Etiopia. La prima a morire è stata la verità

A farne le spese è la verità. Tutte le fasi del conflitto che ha inghiottito il Tigray e le zone Ahmara e Afar a confine nella regione sono state oggetto di forti campagne di disinformazione, più o meno organizzate.

Il divieto di accesso al fronte per i giornalisti ha prodotto un buco immenso nel racconto di questa guerra ed ha fatto si che lo spazio lasciato vuoto dalla mancanza di informazione venisse colmato da almeno due narrazioni distinte, molto spesso organizzate, sicuramente interessate.

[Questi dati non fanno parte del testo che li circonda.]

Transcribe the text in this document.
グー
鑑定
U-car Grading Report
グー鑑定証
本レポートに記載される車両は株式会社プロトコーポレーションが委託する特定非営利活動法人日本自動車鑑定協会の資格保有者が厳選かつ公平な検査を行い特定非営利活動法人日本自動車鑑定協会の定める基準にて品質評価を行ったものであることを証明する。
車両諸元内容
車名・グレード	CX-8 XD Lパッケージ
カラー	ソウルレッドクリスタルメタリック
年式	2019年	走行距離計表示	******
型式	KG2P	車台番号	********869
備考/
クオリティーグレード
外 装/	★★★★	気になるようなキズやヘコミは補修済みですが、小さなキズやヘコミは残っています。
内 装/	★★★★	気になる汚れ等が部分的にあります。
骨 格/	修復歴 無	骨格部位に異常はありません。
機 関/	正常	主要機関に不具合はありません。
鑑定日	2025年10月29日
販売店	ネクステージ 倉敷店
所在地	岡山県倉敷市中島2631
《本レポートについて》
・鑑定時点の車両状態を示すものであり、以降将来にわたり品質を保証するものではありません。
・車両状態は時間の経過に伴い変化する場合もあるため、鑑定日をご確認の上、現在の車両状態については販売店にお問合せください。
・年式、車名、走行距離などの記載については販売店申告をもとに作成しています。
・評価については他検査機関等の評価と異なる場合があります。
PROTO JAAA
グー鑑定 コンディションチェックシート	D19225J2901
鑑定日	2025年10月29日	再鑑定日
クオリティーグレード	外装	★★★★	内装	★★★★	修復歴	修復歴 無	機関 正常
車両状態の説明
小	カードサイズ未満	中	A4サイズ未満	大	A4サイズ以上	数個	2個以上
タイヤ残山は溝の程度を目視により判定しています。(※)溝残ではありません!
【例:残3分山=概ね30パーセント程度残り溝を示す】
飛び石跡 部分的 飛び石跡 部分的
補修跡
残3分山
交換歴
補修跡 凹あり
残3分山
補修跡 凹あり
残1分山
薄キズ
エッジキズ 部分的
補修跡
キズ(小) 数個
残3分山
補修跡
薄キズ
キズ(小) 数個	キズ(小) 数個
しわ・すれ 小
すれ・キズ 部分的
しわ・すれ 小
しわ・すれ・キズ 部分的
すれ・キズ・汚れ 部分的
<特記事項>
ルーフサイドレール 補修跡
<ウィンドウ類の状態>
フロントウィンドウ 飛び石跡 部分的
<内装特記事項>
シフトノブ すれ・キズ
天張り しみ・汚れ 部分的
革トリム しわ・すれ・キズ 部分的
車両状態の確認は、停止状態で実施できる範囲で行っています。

Etiopia. La prima a morire è stata la verità. Credit: Ebrahim Hamid/AFP/Getty Images
Etiopia. La prima a morire è stata la verità. Credit: Ebrahim Hamid/AFP/Getty Images

Un’atmosfera tossica.

La polarizzazione nella quale è piombato il paese è talmente radicata nella società civile, che difficilmente la ricerca della verità e delle responsabilità ha trovato all’interno anticorpi alla disinformazione.

L’intossicazione mediatica alla quale è stata sottoposta la società civile, le operazioni propagandistiche e la mancanza di notizie sono tre fattori che hanno permesso l’uso distorto di immagini, video e dati e che, un esempio su tutti, hanno fatto si che la presenza dell’esercito eritreo venisse smentita per mesi (seppur confermata), dando campo libero alle nefandezze di cui si è macchiato sul campo.

L’avversione nei confronti dei risultati della Commissione internazionale di esperti in materia di diritti umani in Etiopia (ICHREE), istituita dal Consiglio per i diritti umani delle Nazioni Unite (UNHCR), ne è la riprova. La scoperta della verità di alcuni fatti (altri rimarranno in balia dell’oblio) significherebbe poter addurre responsabilità certe nelle violazioni dei diritti umani a cui è stato soggetto il popolo tigrino, quello ahmara ed afar.

Per due anni, i giornalisti, i diplomatici, le organizzazioni per i diritti umani hanno dovuto affidarsi ai racconti dell’una o dell’altra parte per disegnare un quadro il più attinente alla realtà sul campo.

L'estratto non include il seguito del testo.